In which the burthen of the mystery,

In which the heavy and the weary weight

Of all this unintelligible world,

Is lightened:—that serene and blessed mood,

In which the affections gently lead us on,—

Until, the breath of this corporeal frame

And even the motion of our human blood

Almost suspended, we are laid asleep

In body, and become a living soul:

(from ‘Tintern Abbey’)



Friday 18 November 2022

The Image in Bergson

 

What is the best way to read Bergson?  I would say, no more than 3 pages at a time.  Anymore will cause overheating .  It will take an hour probably.  It is said that a matchbox full of Aristotle weighs as much as the world.  Bergson is like that.  He reads smoothly of course but that is no indication of ease of comprehension.

My interim understanding of the source of his 'image' and 'the aggregate of images'.

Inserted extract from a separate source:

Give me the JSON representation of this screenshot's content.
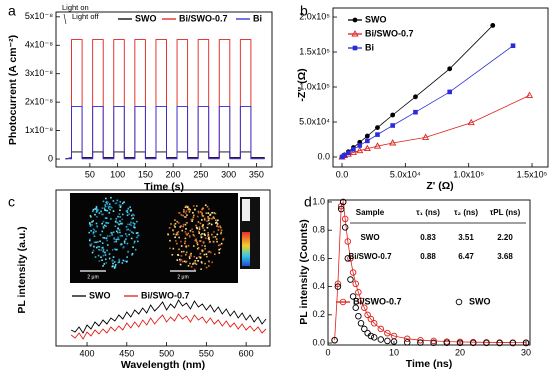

The image is something like the image in a mirror.  It's there but it's also part of a totality which includes the person that is standing in front of it.  It's a  totality that can be broken into the various elements that can be considered on their own as though they were subsistent or free standing. So when Bergson writes about affection and perception this sort of division is reflected.  As I understand it the image represents the totality that we are immersed it.  The perception is of a really out there as it is thing and the affection is bodily.  But the bodily affection is also an image.  However the affection is subtilised and becomes cerebral excitations. 
And then he gravels you.
"Affection is, then, that part or aspect of the inside of  our body which we mix with the image of external  bodies; it is what we must first of all subtract from perception to get the image in its purity.'

Thursday 10 November 2022

Understanding Bergson

 “It is known to him to whom It is unknown; he does not know to whom It is known.  It is unknown to those who know well, and known to those who do not know.”  Kena Up. II.3


I was thinking of this when reading Bergson’s Matter and Memory again.  It’s a difficult book but the difficulty is of a different order to simple complexity and close reasoning.  You have to renounce your usual understanding of internal and external, idealism and realism by whatever name you call them.  Everything changes perceptually as I move my body around so to understand what is going on I have to begin with that central element.  Such is the common understanding, indeed the default position, when we turn our attention as thinkers to the problem.  When we are not thinkers and disciples of Descartes we find ourselves immersed in a non-dual world.  Bergson puts it thus:


Why insist in spite of appearances, that I should go from my conscious self to my body, then from my body to other bodies whereas in fact I place myself at once in the material world in general, and then gradually cut out within it the centre of action which I shall come to call my body and to distinguish from all others?